The seventh stage of the HUMAN Project is a translation between the premise and conclusion of the demarche – therefore it stands for a bridge linking the formal and the analytical. The space of display has no longer the role of the classic art gallery, as “the gallery”, acquiring laboratory’s function, can include gangways, stores, sinks, etc. able to connect in between several spots of the Universe.
This stage followed two steps:
In the first step I planted a series of 10 transmitters-receptors (little leather men with predefined functions), grouped two by two; each of these five pairs was placed in one British site well-known for its ancestral culture: Stonehenge, Avebury, Stanton Drew stone circles, Glastonbury Tor and Old Sarum. It is the first pace in constructing the network.

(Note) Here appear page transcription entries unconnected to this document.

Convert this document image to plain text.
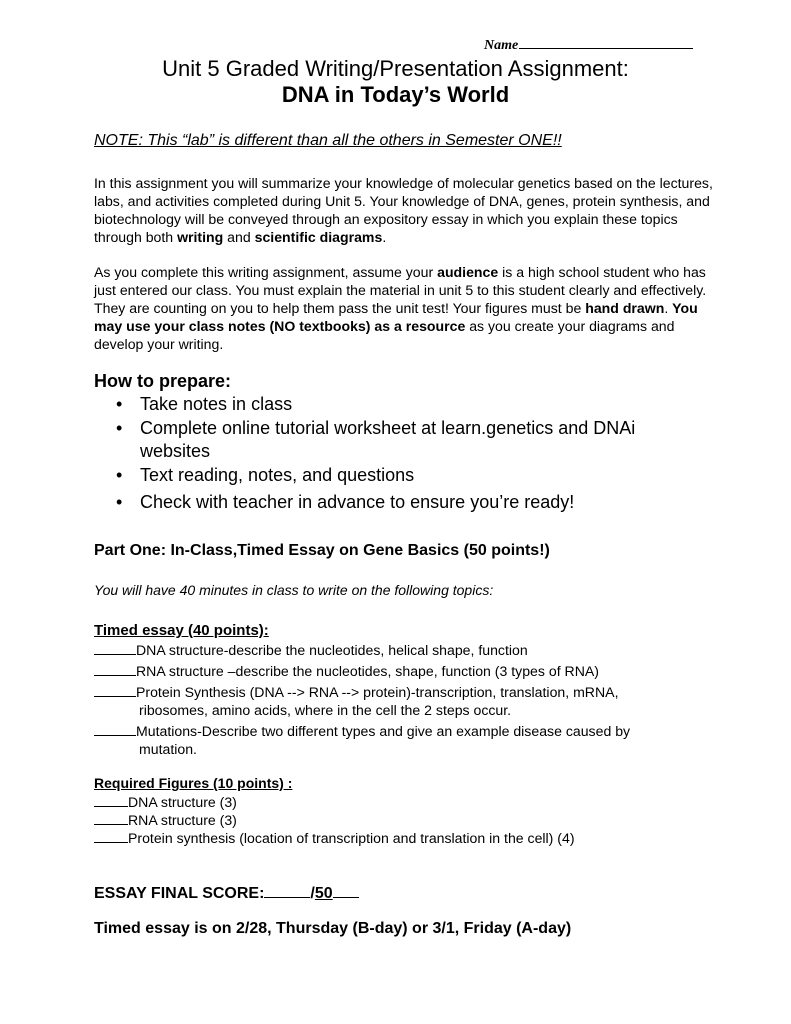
Name
Unit 5 Graded Writing/Presentation Assignment:
DNA in Today’s World
NOTE: This “lab” is different than all the others in Semester ONE!!
In this assignment you will summarize your knowledge of molecular genetics based on the lectures, labs, and activities completed during Unit 5. Your knowledge of DNA, genes, protein synthesis, and biotechnology will be conveyed through an expository essay in which you explain these topics through both writing and scientific diagrams.
As you complete this writing assignment, assume your audience is a high school student who has just entered our class. You must explain the material in unit 5 to this student clearly and effectively. They are counting on you to help them pass the unit test! Your figures must be hand drawn. You may use your class notes (NO textbooks) as a resource as you create your diagrams and develop your writing.
How to prepare:
• Take notes in class
• Complete online tutorial worksheet at learn.genetics and DNAi websites
• Text reading, notes, and questions
• Check with teacher in advance to ensure you’re ready!
Part One: In-Class,Timed Essay on Gene Basics (50 points!)
You will have 40 minutes in class to write on the following topics:
Timed essay (40 points):
DNA structure-describe the nucleotides, helical shape, function
RNA structure –describe the nucleotides, shape, function (3 types of RNA)
Protein Synthesis (DNA --> RNA --> protein)-transcription, translation, mRNA,
ribosomes, amino acids, where in the cell the 2 steps occur.
Mutations-Describe two different types and give an example disease caused by
mutation.
Required Figures (10 points) :
DNA structure (3)
RNA structure (3)
Protein synthesis (location of transcription and translation in the cell) (4)
ESSAY FINAL SCORE:	/50
Timed essay is on 2/28, Thursday (B-day) or 3/1, Friday (A-day)
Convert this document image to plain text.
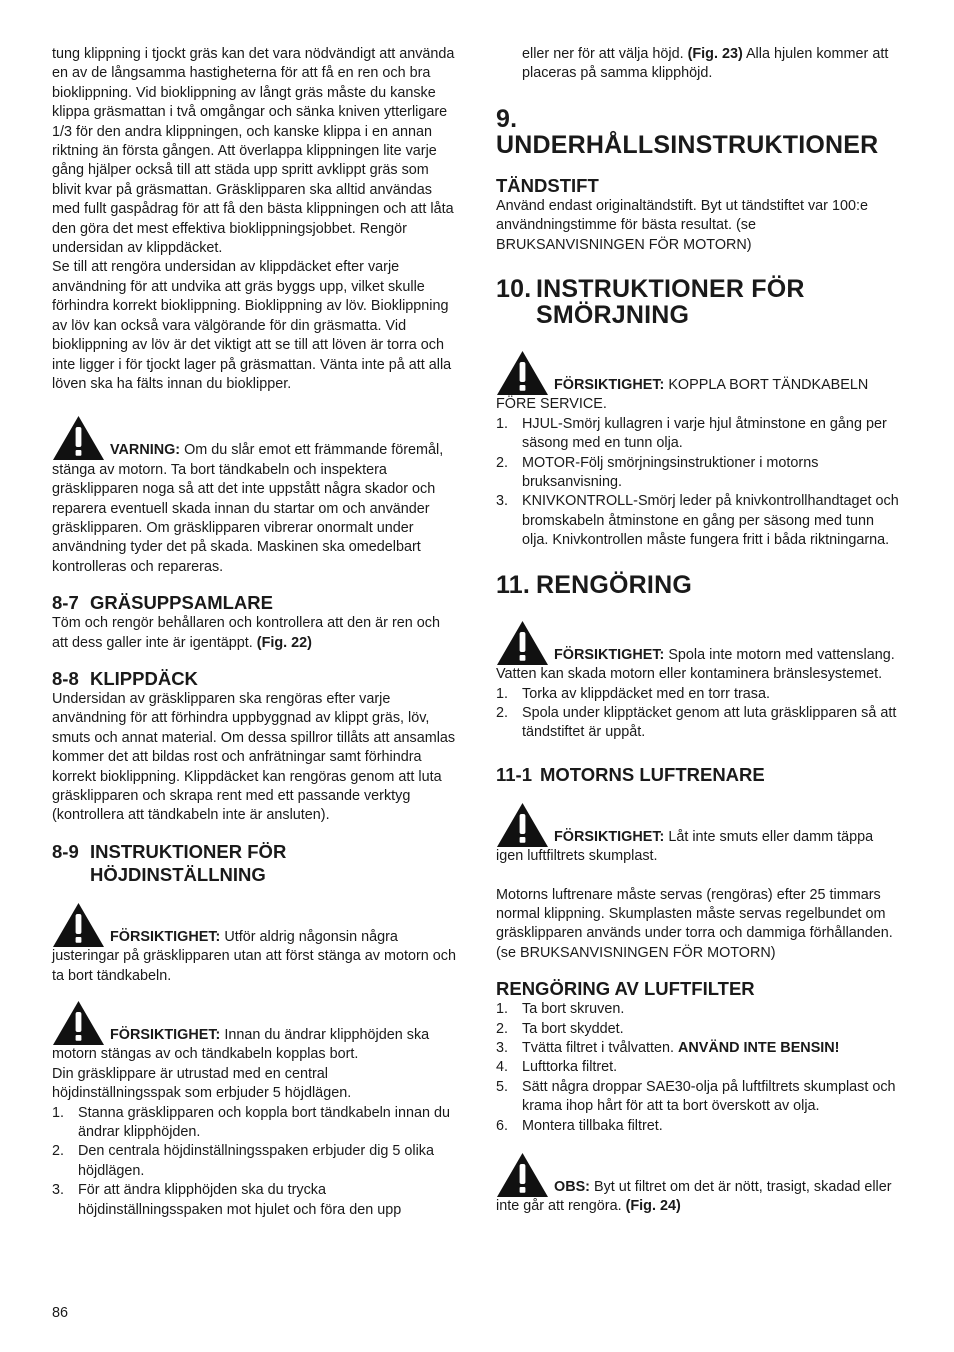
tung klippning i tjockt gräs kan det vara nödvändigt att använda en av de långsamma hastigheterna för att få en ren och bra bioklippning. Vid bioklippning av långt gräs måste du kanske klippa gräsmattan i två omgångar och sänka kniven ytterligare 1/3 för den andra klippningen, och kanske klippa i en annan riktning än första gången. Att överlappa klippningen lite varje gång hjälper också till att städa upp spritt avklippt gräs som blivit kvar på gräsmattan. Gräsklipparen ska alltid användas med fullt gaspådrag för att få den bästa klippningen och att låta den göra det mest effektiva bioklippningsjobbet. Rengör undersidan av klippdäcket.

Se till att rengöra undersidan av klippdäcket efter varje användning för att undvika att gräs byggs upp, vilket skulle förhindra korrekt bioklippning. Bioklippning av löv. Bioklippning av löv kan också vara välgörande för din gräsmatta. Vid bioklippning av löv är det viktigt att se till att löven är torra och inte ligger i för tjockt lager på gräsmattan. Vänta inte på att alla löven ska ha fälts innan du bioklipper.

VARNING: Om du slår emot ett främmande föremål, stänga av motorn. Ta bort tändkabeln och inspektera gräsklipparen noga så att det inte uppstått några skador och reparera eventuell skada innan du startar om och använder gräsklipparen. Om gräsklipparen vibrerar onormalt under användning tyder det på skada. Maskinen ska omedelbart kontrolleras och repareras.

8-7 GRÄSUPPSAMLARE

Töm och rengör behållaren och kontrollera att den är ren och att dess galler inte är igentäppt. (Fig. 22)

8-8 KLIPPDÄCK

Undersidan av gräsklipparen ska rengöras efter varje användning för att förhindra uppbyggnad av klippt gräs, löv, smuts och annat material. Om dessa spillror tillåts att ansamlas kommer det att bildas rost och anfrätningar samt förhindra korrekt bioklippning. Klippdäcket kan rengöras genom att luta gräsklipparen och skrapa rent med ett passande verktyg (kontrollera att tändkabeln inte är ansluten).

8-9 INSTRUKTIONER FÖR
HÖJDINSTÄLLNING

FÖRSIKTIGHET: Utför aldrig någonsin några justeringar på gräsklipparen utan att först stänga av motorn och ta bort tändkabeln.

FÖRSIKTIGHET: Innan du ändrar klipphöjden ska motorn stängas av och tändkabeln kopplas bort.

Din gräsklippare är utrustad med en central höjdinställningsspak som erbjuder 5 höjdlägen.

1. Stanna gräsklipparen och koppla bort tändkabeln innan du ändrar klipphöjden.
2. Den centrala höjdinställningsspaken erbjuder dig 5 olika höjdlägen.
3. För att ändra klipphöjden ska du trycka höjdinställningsspaken mot hjulet och föra den upp

eller ner för att välja höjd. (Fig. 23) Alla hjulen kommer att placeras på samma klipphöjd.

9.UNDERHÅLLSINSTRUKTIONER
TÄNDSTIFT

Använd endast originaltändstift. Byt ut tändstiftet var 100:e användningstimme för bästa resultat. (se BRUKSANVISNINGEN FÖR MOTORN)

10. INSTRUKTIONER FÖR
SMÖRJNING

FÖRSIKTIGHET: KOPPLA BORT TÄNDKABELN FÖRE SERVICE.

1. HJUL-Smörj kullagren i varje hjul åtminstone en gång per säsong med en tunn olja.
2. MOTOR-Följ smörjningsinstruktioner i motorns bruksanvisning.
3. KNIVKONTROLL-Smörj leder på knivkontrollhandtaget och bromskabeln åtminstone en gång per säsong med tunn olja. Knivkontrollen måste fungera fritt i båda riktningarna.
11. RENGÖRING

FÖRSIKTIGHET: Spola inte motorn med vattenslang. Vatten kan skada motorn eller kontaminera bränslesystemet.

1. Torka av klippdäcket med en torr trasa.
2. Spola under klipptäcket genom att luta gräsklipparen så att tändstiftet är uppåt.
11-1 MOTORNS LUFTRENARE

FÖRSIKTIGHET: Låt inte smuts eller damm täppa igen luftfiltrets skumplast.

Motorns luftrenare måste servas (rengöras) efter 25 timmars normal klippning. Skumplasten måste servas regelbundet om gräsklipparen används under torra och dammiga förhållanden. (se BRUKSANVISNINGEN FÖR MOTORN)

RENGÖRING AV LUFTFILTER
1. Ta bort skruven.
2. Ta bort skyddet.
3. Tvätta filtret i tvålvatten. ANVÄND INTE BENSIN!
4. Lufttorka filtret.
5. Sätt några droppar SAE30-olja på luftfiltrets skumplast och krama ihop hårt för att ta bort överskott av olja.
6. Montera tillbaka filtret.

OBS: Byt ut filtret om det är nött, trasigt, skadad eller inte går att rengöra. (Fig. 24)

86
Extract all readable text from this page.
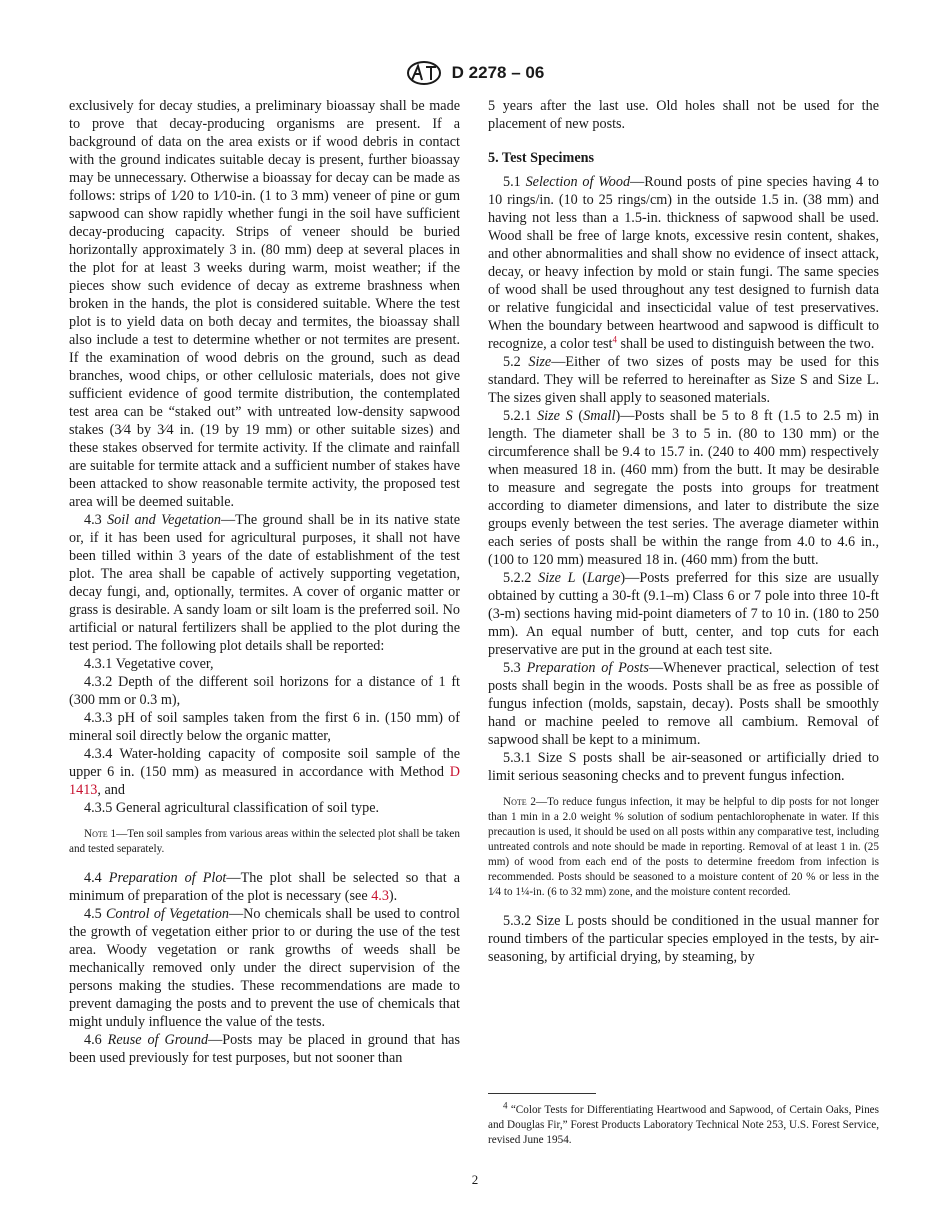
D 2278 – 06

exclusively for decay studies, a preliminary bioassay shall be made to prove that decay-producing organisms are present. If a background of data on the area exists or if wood debris in contact with the ground indicates suitable decay is present, further bioassay may be unnecessary. Otherwise a bioassay for decay can be made as follows: strips of 1⁄20 to 1⁄10-in. (1 to 3 mm) veneer of pine or gum sapwood can show rapidly whether fungi in the soil have sufficient decay-producing capacity. Strips of veneer should be buried horizontally approximately 3 in. (80 mm) deep at several places in the plot for at least 3 weeks during warm, moist weather; if the pieces show such evidence of decay as extreme brashness when broken in the hands, the plot is considered suitable. Where the test plot is to yield data on both decay and termites, the bioassay shall also include a test to determine whether or not termites are present. If the examination of wood debris on the ground, such as dead branches, wood chips, or other cellulosic materials, does not give sufficient evidence of good termite distribution, the contemplated test area can be “staked out” with untreated low-density sapwood stakes (3⁄4 by 3⁄4 in. (19 by 19 mm) or other suitable sizes) and these stakes observed for termite activity. If the climate and rainfall are suitable for termite attack and a sufficient number of stakes have been attacked to show reasonable termite activity, the proposed test area will be deemed suitable.

4.3 Soil and Vegetation—The ground shall be in its native state or, if it has been used for agricultural purposes, it shall not have been tilled within 3 years of the date of establishment of the test plot. The area shall be capable of actively supporting vegetation, decay fungi, and, optionally, termites. A cover of organic matter or grass is desirable. A sandy loam or silt loam is the preferred soil. No artificial or natural fertilizers shall be applied to the plot during the test period. The following plot details shall be reported:

4.3.1 Vegetative cover,

4.3.2 Depth of the different soil horizons for a distance of 1 ft (300 mm or 0.3 m),

4.3.3 pH of soil samples taken from the first 6 in. (150 mm) of mineral soil directly below the organic matter,

4.3.4 Water-holding capacity of composite soil sample of the upper 6 in. (150 mm) as measured in accordance with Method D 1413, and

4.3.5 General agricultural classification of soil type.

Note 1—Ten soil samples from various areas within the selected plot shall be taken and tested separately.

4.4 Preparation of Plot—The plot shall be selected so that a minimum of preparation of the plot is necessary (see 4.3).

4.5 Control of Vegetation—No chemicals shall be used to control the growth of vegetation either prior to or during the use of the test area. Woody vegetation or rank growths of weeds shall be mechanically removed only under the direct supervision of the persons making the studies. These recommendations are made to prevent damaging the posts and to prevent the use of chemicals that might unduly influence the value of the tests.

4.6 Reuse of Ground—Posts may be placed in ground that has been used previously for test purposes, but not sooner than

5 years after the last use. Old holes shall not be used for the placement of new posts.

5. Test Specimens

5.1 Selection of Wood—Round posts of pine species having 4 to 10 rings/in. (10 to 25 rings/cm) in the outside 1.5 in. (38 mm) and having not less than a 1.5-in. thickness of sapwood shall be used. Wood shall be free of large knots, excessive resin content, shakes, and other abnormalities and shall show no evidence of insect attack, decay, or heavy infection by mold or stain fungi. The same species of wood shall be used throughout any test designed to furnish data or relative fungicidal and insecticidal value of test preservatives. When the boundary between heartwood and sapwood is difficult to recognize, a color test$^4$ shall be used to distinguish between the two.

5.2 Size—Either of two sizes of posts may be used for this standard. They will be referred to hereinafter as Size S and Size L. The sizes given shall apply to seasoned materials.

5.2.1 Size S (Small)—Posts shall be 5 to 8 ft (1.5 to 2.5 m) in length. The diameter shall be 3 to 5 in. (80 to 130 mm) or the circumference shall be 9.4 to 15.7 in. (240 to 400 mm) respectively when measured 18 in. (460 mm) from the butt. It may be desirable to measure and segregate the posts into groups for treatment according to diameter dimensions, and later to distribute the size groups evenly between the test series. The average diameter within each series of posts shall be within the range from 4.0 to 4.6 in., (100 to 120 mm) measured 18 in. (460 mm) from the butt.

5.2.2 Size L (Large)—Posts preferred for this size are usually obtained by cutting a 30-ft (9.1–m) Class 6 or 7 pole into three 10-ft (3-m) sections having mid-point diameters of 7 to 10 in. (180 to 250 mm). An equal number of butt, center, and top cuts for each preservative are put in the ground at each test site.

5.3 Preparation of Posts—Whenever practical, selection of test posts shall begin in the woods. Posts shall be as free as possible of fungus infection (molds, sapstain, decay). Posts shall be smoothly hand or machine peeled to remove all cambium. Removal of sapwood shall be kept to a minimum.

5.3.1 Size S posts shall be air-seasoned or artificially dried to limit serious seasoning checks and to prevent fungus infection.

Note 2—To reduce fungus infection, it may be helpful to dip posts for not longer than 1 min in a 2.0 weight % solution of sodium pentachlorophenate in water. If this precaution is used, it should be used on all posts within any comparative test, including untreated controls and note should be made in reporting. Removal of at least 1 in. (25 mm) of wood from each end of the posts to determine freedom from infection is recommended. Posts should be seasoned to a moisture content of 20 % or less in the 1⁄4 to 1¼-in. (6 to 32 mm) zone, and the moisture content recorded.

5.3.2 Size L posts should be conditioned in the usual manner for round timbers of the particular species employed in the tests, by air-seasoning, by artificial drying, by steaming, by

$^4$ “Color Tests for Differentiating Heartwood and Sapwood, of Certain Oaks, Pines and Douglas Fir,” Forest Products Laboratory Technical Note 253, U.S. Forest Service, revised June 1954.
2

In the second step (40 days: 12.11–21.12.2012), in the space of Paleologu Gallery I organised a laboratory able to receive, transmit and amalgamate the information coming from several sources. My aim was to create a post-human / post-traumatic culture in five geometrical-humanoid aquariums. (The figures which recur during the stage belong to a base 3 number system for signal transmitting and processing.)
This pace implied the following elements: 7 anthropomorphic chairs on which nobody has ever sat down, 5 basic aquariums, transmitters-and-receptors and 1 ongoing parietal drawing. Each anthropomorphic chair had on its back a drawn piece of leather: the images rendered 7 dreams of the Virgin, the symbol and emblem of protection in many cultures. PostTrauma and its culture can be generated and accompanied only in the vicinity of a protection resort. He who “visited” the laboratory during these 40 days became a human source of information. On each drawn piece of leather, among the “swarming” little men, there were, apparently unseen, transmitters-and-receptors, the homologues of those planted in the sites of the five archaic stone cultures. Going along the drawing network, the upholder activated the receiver-and-transmitter, which retrieved the information and put it about.
Drawing on the wall for 40 days, I “played” interface’s role for the information emitted by the two sources, without passing, analysing and processing the received data through my own filter. I came closer to what one could call “automatic dictation”, as the information flux was directed and turned into parietal drawings. After 40 days I got on the wall the final drawing. I divided it into 88 sectors which I further erased. The information residuum and its included concept were to be used in the study and development of the post-human / post-traumatic culture.
The exhibition was displayed at Paleologu Gallery, Bucharest, Romania.